The general case

In this section we analyse the general form of 2-player games.

individual/opponent	C	D
C	1	\(S\)
D	\(T\)	0

gives the payoffs for the individuals playing the game. The replicator equations

\[\frac{dx}{dt} = x (\mbox{fitness of C - average fitness}) \label{repeq}\]

can be found by first noting that the fitness of C is

\[x.1+(1-x)S\]

That is, if a co-operator chooses a person to play the game with at random then they will choose another co-operator with probability \(x\) and get payoff 1 and they will choose a defector with probability \(1-x\) and get payoff \(S\).

Likewise, the fitness of D is

\[xT+(1-x).0 = xT\]

The average fitness is then

\[x(x+(1-x)S) + (1-x)xT\]

Thus

(1)\[\begin{split}\begin{aligned} \frac{dx}{dt} = f(x) & = & x (x+(1-x)S - x(x+(1-x)(S+T))) \nonumber \\ & = & x (1-x) (x+(1-x)S - Tx) \end{aligned}\end{split}\]
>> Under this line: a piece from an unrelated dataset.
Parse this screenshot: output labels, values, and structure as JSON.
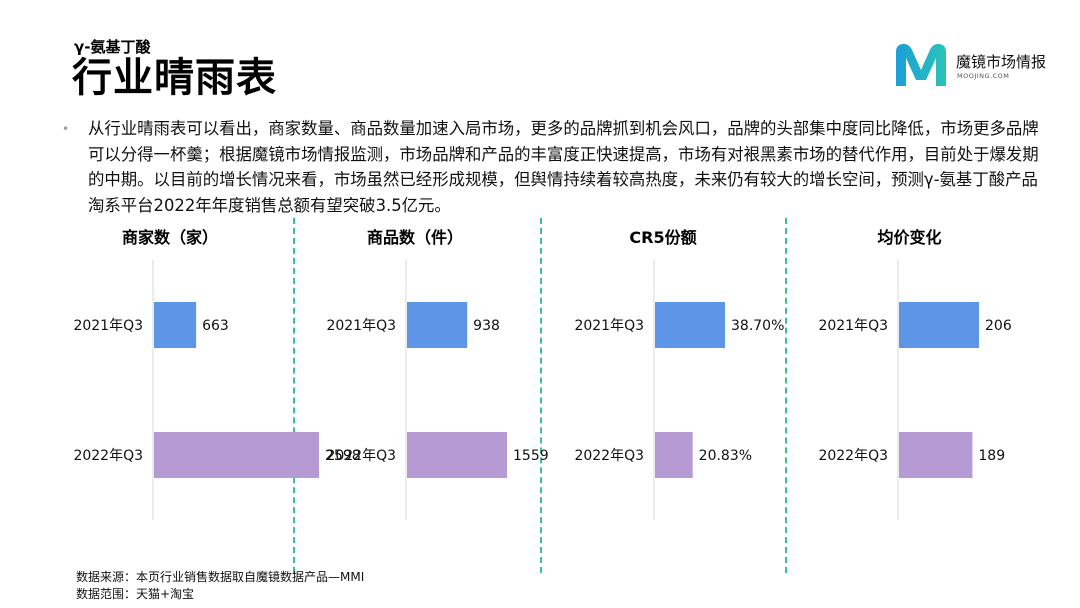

is the replicator equation for the general case.

The steady states of equation (1) are \(x_*=0\), \(x_*=1\) and the solution to

\[x_*+(1-x_*)S = Tx_*\]

or

\[x_* = \frac{S}{S+T-1}\]

In order for this steady state to lie between 0 and 1 we need either

• \(T>1\) and \(S>0\)
• or \(T<1\) and \(S<0\)

We can determine the stability of the three steady states by differentiating equation (1) with respect to \(x\) we get:

\[f'(x) = x(1-x)(1-S-T) + (1-2x)(x+(1-x)S-Tx)\]

Evaluating at the steady states we get

\[f'(0) = S\]

so the 0 steady state is stable if \(S<0\).

\[f'(1) = T - 1\]

So the 1 steady state is stable if \(T<1\).

\[\begin{split}\begin{aligned} f'\left(\frac{S}{S+T-1}\right) & = & -S (1 - \frac{S}{S+T-1}) \\ & = & \frac{S(T-1)}{1-S-T} \end{aligned}\end{split}\]

Thus the co-existence steady state is stable if both \(T>1\) and \(S>0\), but unstable if \(T<1\) and \(S<0\).

Below we illustrate how the stability is determined in the \(ST\) plane.

FIGURE HERE

We now consider some further examples. The prisoners dilemma is

individual/opponent	Keep quiet	Blame other
Keep quiet	1	\(S=-1/4\)
Blame other	\(T=5/4\)	0

Here \(S<0\) and \(T>1\) and the stable strategy is to keep quiet. Here the situation is very bad for the population as a whole. The group could do best by all co-operating but by acting rationally or following natural selection all will defect.

The stag hunt is

individual/opponent	Group	Self
Group	1	\(S=-1/4\)
Self	\(T=1/2\)	0

thus \(S<0\) and \(T<1\), so all defect and all co-operate are both stable. The steady state

\[\frac{S}{S+T-1} = \frac{1}{3}\]

thus if \(x(0)>1/3\) then all defect, if \(x(0)<2/3\) then all co-operate. Stag hunts are hard to establish but when established are stable to defection.